Latest agreement leaves Bank of Canada’s responsibilities unclear
Through fits and starts, the Bank of Canada has evolved from the ambiguity and opacity of its early years to the greater transparency and accountability of today, particularly with respect to its objectives.
At the beginning, the bank lacked a clear objective because it’s mandate (the Preamble to the Bank of Canada Act) in the words of a former governor, said “a lot and rather little as the same time.” It offered neither guidance to the bank nor any basis for judging its actions. Nevertheless, it remained the bank’s guiding principle for over 60 years.
In the 1990s the federal government and the Bank of Canada reached an agreement that specified an inflation target of two per cent (with a band of one to three per cent), which effectively became the mandate to govern the bank’s monetary policy. It avoided the ambiguity of the Preamble by specifying a single objective that was measurable and had a specific timeframe for its achievement. The agreement has been renewed at five-year intervals ever since.
However, in preparation for the 2021 renewal, the bank considered alternatives to its approach to meeting the two per cent target including the so-called dual mandate (used by the U.S. Federal Reserve) that included maximum employment in addition to inflation, but found that the dual mandate weakened the public’s expectations of inflation and could derail the current framework because it lacked clarity with respect to weighting the two objectives.
As such, the 2021 agreement kept the two per cent inflation target while introducing a new element—that monetary policy should also support maximum “sustainable” employment.

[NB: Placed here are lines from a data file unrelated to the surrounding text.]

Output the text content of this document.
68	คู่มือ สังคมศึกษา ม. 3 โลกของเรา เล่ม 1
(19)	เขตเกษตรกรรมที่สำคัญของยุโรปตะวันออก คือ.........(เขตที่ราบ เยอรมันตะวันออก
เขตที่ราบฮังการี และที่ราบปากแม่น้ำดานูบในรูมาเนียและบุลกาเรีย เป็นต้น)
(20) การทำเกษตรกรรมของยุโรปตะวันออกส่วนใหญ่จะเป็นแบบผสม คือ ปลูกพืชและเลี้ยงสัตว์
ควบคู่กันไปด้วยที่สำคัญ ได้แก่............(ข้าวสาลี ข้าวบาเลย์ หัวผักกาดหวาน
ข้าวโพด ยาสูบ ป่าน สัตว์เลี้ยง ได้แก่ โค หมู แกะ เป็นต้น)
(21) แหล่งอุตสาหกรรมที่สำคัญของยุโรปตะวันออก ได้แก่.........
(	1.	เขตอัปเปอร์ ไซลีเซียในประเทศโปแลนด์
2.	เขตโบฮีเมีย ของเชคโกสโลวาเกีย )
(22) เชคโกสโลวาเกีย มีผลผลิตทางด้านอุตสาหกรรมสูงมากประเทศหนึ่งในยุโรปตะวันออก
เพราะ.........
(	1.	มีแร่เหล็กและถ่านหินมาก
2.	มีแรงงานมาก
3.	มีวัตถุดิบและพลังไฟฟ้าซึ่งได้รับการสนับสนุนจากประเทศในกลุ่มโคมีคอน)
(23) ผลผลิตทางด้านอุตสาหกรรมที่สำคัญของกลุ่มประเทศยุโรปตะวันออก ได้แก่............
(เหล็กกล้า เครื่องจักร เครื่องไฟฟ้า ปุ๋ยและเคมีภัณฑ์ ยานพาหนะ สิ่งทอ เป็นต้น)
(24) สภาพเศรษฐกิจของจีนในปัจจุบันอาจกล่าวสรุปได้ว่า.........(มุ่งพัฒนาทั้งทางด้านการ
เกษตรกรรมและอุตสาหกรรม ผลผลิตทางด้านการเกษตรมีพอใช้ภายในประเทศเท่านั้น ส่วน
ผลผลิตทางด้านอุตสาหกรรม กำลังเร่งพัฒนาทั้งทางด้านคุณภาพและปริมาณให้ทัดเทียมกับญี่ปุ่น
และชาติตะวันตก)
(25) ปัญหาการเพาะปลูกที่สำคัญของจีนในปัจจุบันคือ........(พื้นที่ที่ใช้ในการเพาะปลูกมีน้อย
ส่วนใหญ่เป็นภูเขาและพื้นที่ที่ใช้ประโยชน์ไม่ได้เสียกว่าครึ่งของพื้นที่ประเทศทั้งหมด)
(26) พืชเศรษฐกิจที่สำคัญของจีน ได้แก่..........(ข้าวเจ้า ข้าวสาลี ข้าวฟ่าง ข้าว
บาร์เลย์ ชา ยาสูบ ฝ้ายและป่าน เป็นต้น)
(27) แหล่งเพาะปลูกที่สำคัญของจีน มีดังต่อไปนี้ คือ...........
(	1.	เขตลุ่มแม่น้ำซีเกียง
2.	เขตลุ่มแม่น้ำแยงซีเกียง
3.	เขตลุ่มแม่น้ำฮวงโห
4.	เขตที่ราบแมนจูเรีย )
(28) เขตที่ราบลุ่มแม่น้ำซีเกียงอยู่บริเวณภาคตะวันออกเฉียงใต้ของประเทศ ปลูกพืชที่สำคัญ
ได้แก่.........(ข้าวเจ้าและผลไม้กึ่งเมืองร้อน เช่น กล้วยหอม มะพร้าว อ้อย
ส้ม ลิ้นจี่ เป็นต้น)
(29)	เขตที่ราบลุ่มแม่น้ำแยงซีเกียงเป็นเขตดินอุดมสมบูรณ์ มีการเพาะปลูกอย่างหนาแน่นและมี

This element was introduced even though the bank conceded “it is not directly measurable and is determined largely by non-monetary factors that change over time.”
The statement goes into detail as how this objective would be achieved by using the flexibility of the one to three per cent range “only to an extent consistent with keeping medium-term expectations well anchored at 2 percent.” This strategy appears to be based on an unfounded belief that the bank can finetune monetary policy. Both recent and past experience, however, suggest that central banks have been slow to recognize and respond to the threat of inflation.

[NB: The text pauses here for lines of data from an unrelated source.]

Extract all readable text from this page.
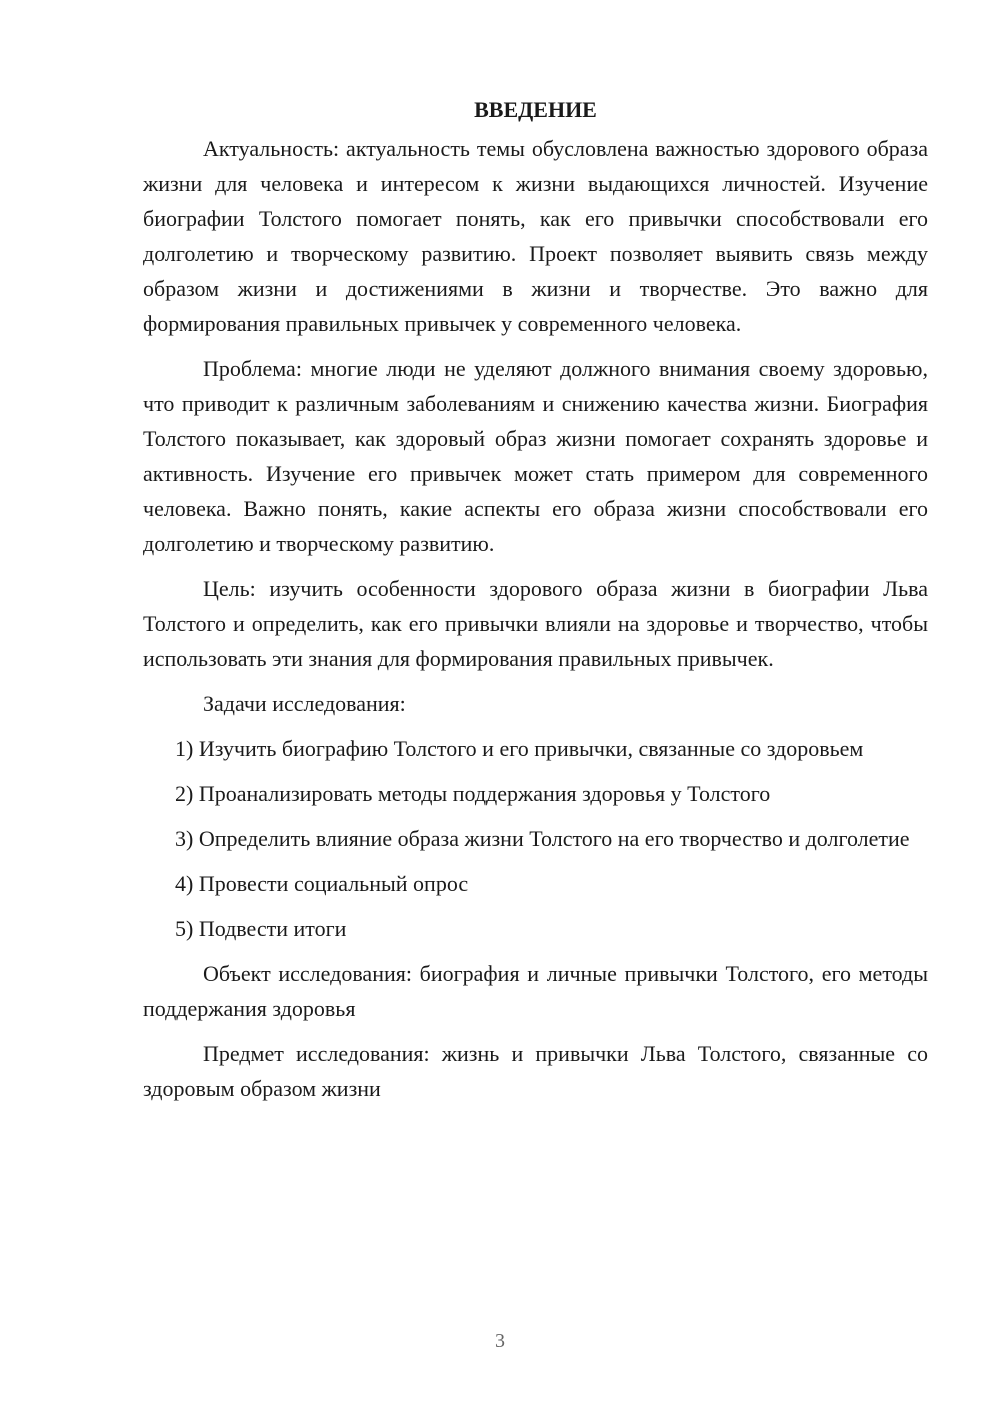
ВВЕДЕНИЕ

Актуальность: актуальность темы обусловлена важностью здорового образа жизни для человека и интересом к жизни выдающихся личностей. Изучение биографии Толстого помогает понять, как его привычки способствовали его долголетию и творческому развитию. Проект позволяет выявить связь между образом жизни и достижениями в жизни и творчестве. Это важно для формирования правильных привычек у современного человека.

Проблема: многие люди не уделяют должного внимания своему здоровью, что приводит к различным заболеваниям и снижению качества жизни. Биография Толстого показывает, как здоровый образ жизни помогает сохранять здоровье и активность. Изучение его привычек может стать примером для современного человека. Важно понять, какие аспекты его образа жизни способствовали его долголетию и творческому развитию.

Цель: изучить особенности здорового образа жизни в биографии Льва Толстого и определить, как его привычки влияли на здоровье и творчество, чтобы использовать эти знания для формирования правильных привычек.

Задачи исследования:

1) Изучить биографию Толстого и его привычки, связанные со здоровьем

2) Проанализировать методы поддержания здоровья у Толстого

3) Определить влияние образа жизни Толстого на его творчество и долголетие

4) Провести социальный опрос

5) Подвести итоги

Объект исследования: биография и личные привычки Толстого, его методы поддержания здоровья

Предмет исследования: жизнь и привычки Льва Толстого, связанные со здоровым образом жизни

3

In reality, the 2021 change represents a watering down of the bank’s mandate by opening the door to a dual mandate in practise. Indeed, aside from the claim that the inflation target would remain the primary objective, the statement differs little from the way the Federal Reserve describes its dual mandate. The previous agreements were clear in providing both guidance to the bank and a basis for the government and the public to assess its performance. This clarity has been lost by adding a further objective, especially one that’s admittedly ill-defined and determined mainly by forces beyond the bank’s control.
The government has other weapons in its arsenal that deal directly with employment through the working of the labour market. The addition of maximum employment to the objectives of the Bank of Canada diffuses responsibility for the objective, leaving the ultimate responsibilities unclear. And the addition of maximum employment to the mandate may be costly by unjustifiably raising expectations for the bank that cannot be realized. Such a step may reduce the credibility the bank needs to achieve its prime objective of staying within the target inflation band.